Amy Ranier, senior director of the patient experience at UPMC, is a member of Tami’s team. One of the many initiatives she helps to lead includes the Culture of Service Excellence initiative at UPMC. Leadership looked to direct-reports for support in developing this program, which has been led by employees. The training content—developed for and by employees—has been presented in four-hour sessions to nearly 60,000 individuals thus far throughout UPMCUPMC’s facilities.
“Those are employees who raised their hands and said ‘I want to train my staff in service excellence,’” Amy said. “Every hospital president and chief nurse went through the training and now we are at the staff level. We are so proud of this initiative. How we treat each other matters and how we treat our patients matters. It sends the message that this is how we do things at UPMC.”
The Culture of Service Excellence initiative is another demonstration of the commitment that Tami and Amy have to changing the culture for the long-term. Involving employees in every step has been the key to embedding the values of dignity and respect into operations.
“Tami and I lead a group called the Patient Experience Leaders. This is an informal group that meets every month. They developed the content of Culture of Service Excellence initiative. I cannot thank enough our training and development teams.
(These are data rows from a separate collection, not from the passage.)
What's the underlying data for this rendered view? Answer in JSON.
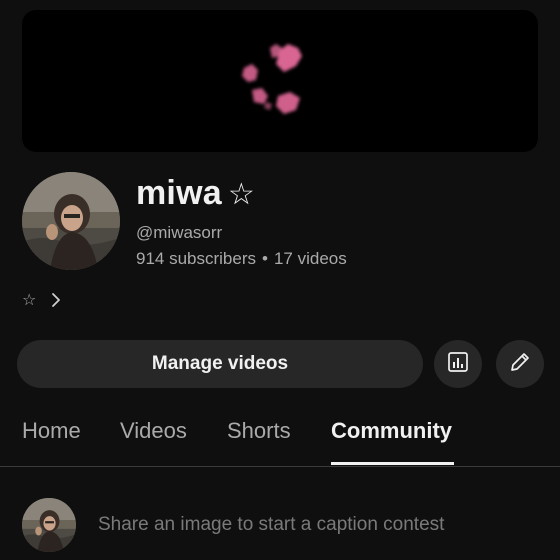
{
  "channel": {
    "name": "miwa",
    "name_star": "☆",
    "handle": "@miwasorr",
    "subscribers": "914 subscribers",
    "separator": "•",
    "videos": "17 videos",
    "description_star": "☆"
  },
  "actions": {
    "manage_label": "Manage videos"
  },
  "tabs": [
    {
      "label": "Home"
    },
    {
      "label": "Videos"
    },
    {
      "label": "Shorts"
    },
    {
      "label": "Community"
    }
  ],
  "community": {
    "placeholder": "Share an image to start a caption contest"
  },
  "icons": {
    "analytics": "analytics-icon",
    "edit": "pencil-icon",
    "chevron": "chevron-right-icon"
  },
  "colors": {
    "background": "#0f0f0f",
    "surface": "#272727",
    "text_primary": "#f1f1f1",
    "text_secondary": "#aaaaaa",
    "banner_accent": "#e56a9a"
  }
}
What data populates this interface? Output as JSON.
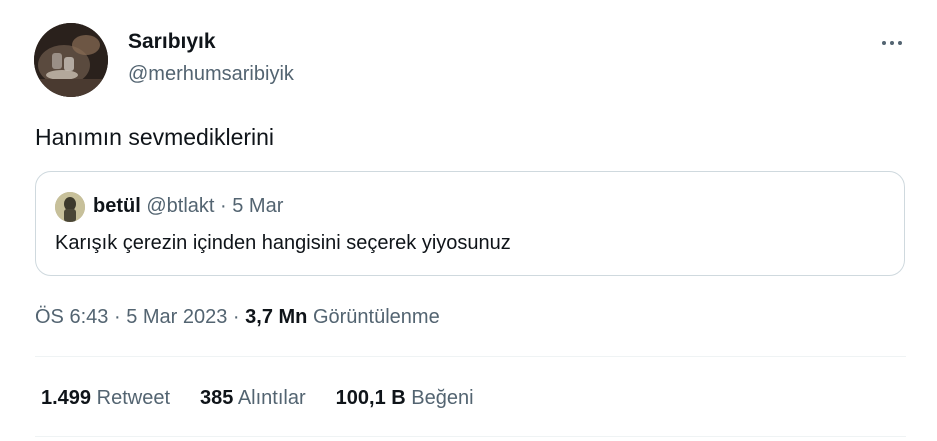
{
  "author": {
    "display_name": "Sarıbıyık",
    "handle": "@merhumsaribiyik"
  },
  "tweet_text": "Hanımın sevmediklerini",
  "quoted": {
    "name": "betül",
    "handle": "@btlakt",
    "separator": "·",
    "date": "5 Mar",
    "text": "Karışık çerezin içinden hangisini seçerek yiyosunuz"
  },
  "meta": {
    "time": "ÖS 6:43",
    "date": "5 Mar 2023",
    "separator": "·",
    "views_count": "3,7 Mn",
    "views_label": "Görüntülenme"
  },
  "stats": [
    {
      "count": "1.499",
      "label": "Retweet"
    },
    {
      "count": "385",
      "label": "Alıntılar"
    },
    {
      "count": "100,1 B",
      "label": "Beğeni"
    }
  ],
  "icons": {
    "more": "more-horizontal-icon"
  }
}
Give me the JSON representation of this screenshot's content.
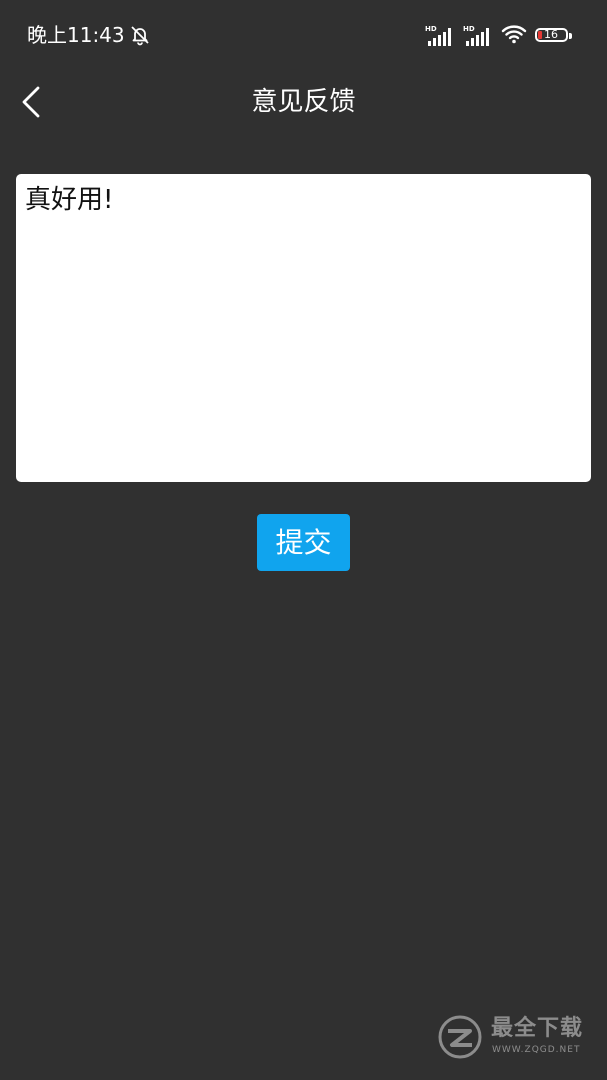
{
  "status_bar": {
    "time": "晚上11:43",
    "signal_1_label": "HD",
    "signal_2_label": "HD",
    "battery_level": "16",
    "battery_color": "#e53935",
    "icons": [
      "bell-off-icon",
      "signal-icon",
      "signal-icon",
      "wifi-icon",
      "battery-icon"
    ]
  },
  "header": {
    "title": "意见反馈",
    "back_icon": "chevron-left-icon"
  },
  "feedback": {
    "value": "真好用!"
  },
  "actions": {
    "submit_label": "提交",
    "submit_color": "#10a4ee"
  },
  "watermark": {
    "name": "最全下载",
    "url": "WWW.ZQGD.NET"
  },
  "theme": {
    "background": "#303030",
    "card": "#ffffff"
  }
}
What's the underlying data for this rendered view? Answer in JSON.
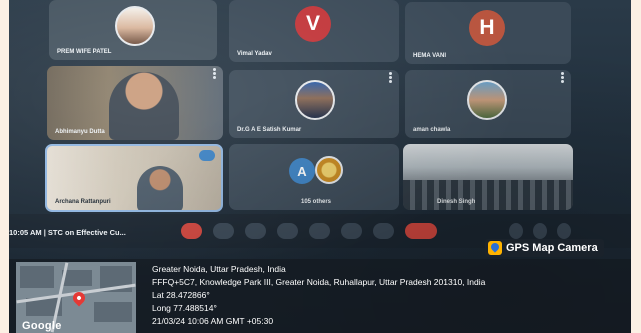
{
  "meeting": {
    "participants": [
      {
        "name": "PREM WIFE PATEL"
      },
      {
        "name": "Vimal Yadav",
        "initial": "V"
      },
      {
        "name": "HEMA VANI",
        "initial": "H"
      },
      {
        "name": "Abhimanyu Dutta"
      },
      {
        "name": "Dr.G A E Satish Kumar"
      },
      {
        "name": "aman chawla"
      },
      {
        "name": "Archana Rattanpuri"
      },
      {
        "name": "105 others",
        "initial": "A"
      },
      {
        "name": "Dinesh Singh"
      }
    ],
    "bottom_bar": {
      "clock_title": "10:05 AM  |  STC on Effective Cu..."
    },
    "colors": {
      "avatar_v": "#c2363a",
      "avatar_h": "#b9553f",
      "avatar_a": "#3b82c4",
      "end_call": "#d0473f"
    }
  },
  "gps": {
    "badge": "GPS Map Camera",
    "address_line1": "Greater Noida, Uttar Pradesh, India",
    "address_line2": "FFFQ+5C7, Knowledge Park III, Greater Noida, Ruhallapur, Uttar Pradesh 201310, India",
    "lat": "Lat 28.472866°",
    "long": "Long 77.488514°",
    "datetime": "21/03/24 10:06 AM GMT +05:30",
    "map_brand": "Google"
  }
}
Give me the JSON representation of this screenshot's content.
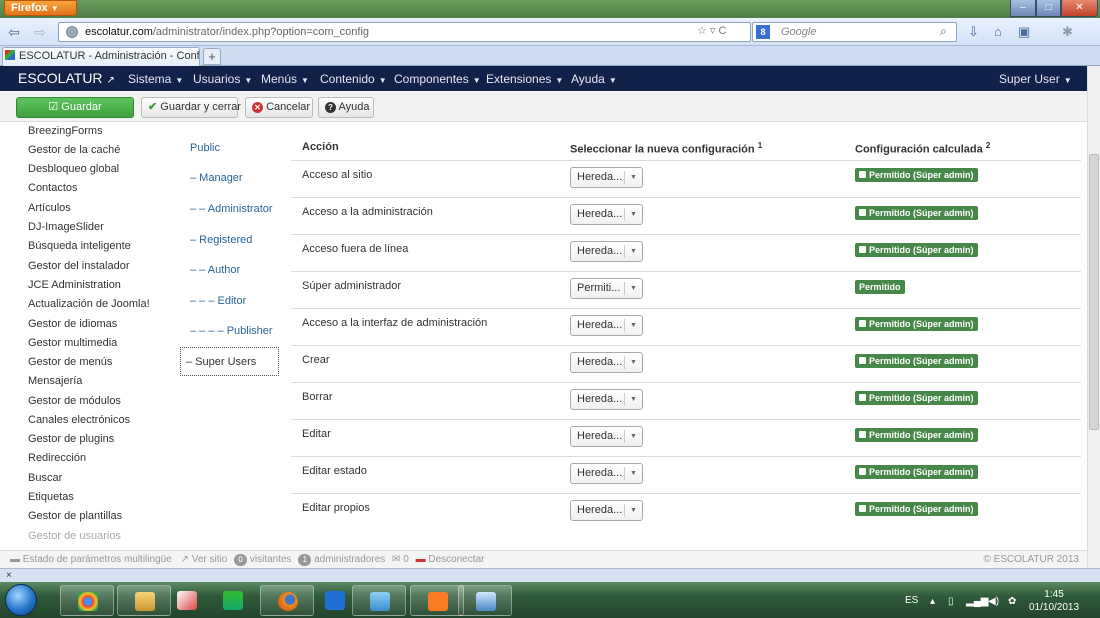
{
  "browser": {
    "app_button": "Firefox",
    "url_domain": "escolatur.com",
    "url_path": "/administrator/index.php?option=com_config",
    "search_placeholder": "Google",
    "search_engine_label": "8",
    "tab_title": "ESCOLATUR - Administración - Configu...",
    "new_tab_label": "+",
    "bottom_close": "×"
  },
  "joomla_nav": {
    "brand": "ESCOLATUR",
    "menus": [
      "Sistema",
      "Usuarios",
      "Menús",
      "Contenido",
      "Componentes",
      "Extensiones",
      "Ayuda"
    ],
    "user": "Super User"
  },
  "toolbar": {
    "save": "Guardar",
    "save_close": "Guardar y cerrar",
    "cancel": "Cancelar",
    "help": "Ayuda"
  },
  "components": [
    "BreezingForms",
    "Gestor de la caché",
    "Desbloqueo global",
    "Contactos",
    "Artículos",
    "DJ-ImageSlider",
    "Búsqueda inteligente",
    "Gestor del instalador",
    "JCE Administration",
    "Actualización de Joomla!",
    "Gestor de idiomas",
    "Gestor multimedia",
    "Gestor de menús",
    "Mensajería",
    "Gestor de módulos",
    "Canales electrónicos",
    "Gestor de plugins",
    "Redirección",
    "Buscar",
    "Etiquetas",
    "Gestor de plantillas",
    "Gestor de usuarios"
  ],
  "groups": [
    "Public",
    "– Manager",
    "– – Administrator",
    "– Registered",
    "– – Author",
    "– – – Editor",
    "– – – – Publisher",
    "– Super Users"
  ],
  "table": {
    "col_action": "Acción",
    "col_new": "Seleccionar la nueva configuración",
    "col_new_sup": "1",
    "col_calc": "Configuración calculada",
    "col_calc_sup": "2",
    "rows": [
      {
        "action": "Acceso al sitio",
        "select": "Hereda...",
        "badge": "Permitido (Súper admin)"
      },
      {
        "action": "Acceso a la administración",
        "select": "Hereda...",
        "badge": "Permitido (Súper admin)"
      },
      {
        "action": "Acceso fuera de línea",
        "select": "Hereda...",
        "badge": "Permitido (Súper admin)"
      },
      {
        "action": "Súper administrador",
        "select": "Permiti...",
        "badge": "Permitido"
      },
      {
        "action": "Acceso a la interfaz de administración",
        "select": "Hereda...",
        "badge": "Permitido (Súper admin)"
      },
      {
        "action": "Crear",
        "select": "Hereda...",
        "badge": "Permitido (Súper admin)"
      },
      {
        "action": "Borrar",
        "select": "Hereda...",
        "badge": "Permitido (Súper admin)"
      },
      {
        "action": "Editar",
        "select": "Hereda...",
        "badge": "Permitido (Súper admin)"
      },
      {
        "action": "Editar estado",
        "select": "Hereda...",
        "badge": "Permitido (Súper admin)"
      },
      {
        "action": "Editar propios",
        "select": "Hereda...",
        "badge": "Permitido (Súper admin)"
      }
    ]
  },
  "status": {
    "multilang": "Estado de parámetros multilingüe",
    "view_site": "Ver sitio",
    "visitors_count": "0",
    "visitors": "visitantes",
    "admins_count": "1",
    "admins": "administradores",
    "messages": "0",
    "logout": "Desconectar",
    "copyright": "© ESCOLATUR 2013"
  },
  "system_tray": {
    "lang": "ES",
    "time": "1:45",
    "date": "01/10/2013"
  },
  "colors": {
    "joomla_nav": "#12214a",
    "save_green": "#46a546",
    "badge_green": "#468847",
    "link_blue": "#2a6496"
  }
}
They supported the training and this came out of the patient experience,” Amy said.
The results prove that leadership has communicated its initiatives effectively, making sure every patient who comes through UPMC’s doors is treated with respect and kindness every step of the way.
“Everyone is a mosaic with their own world experience and you can’t make assumptions. You need to think about how you approach people,” Tami said. “You have to build the right process if you want the right outcome.”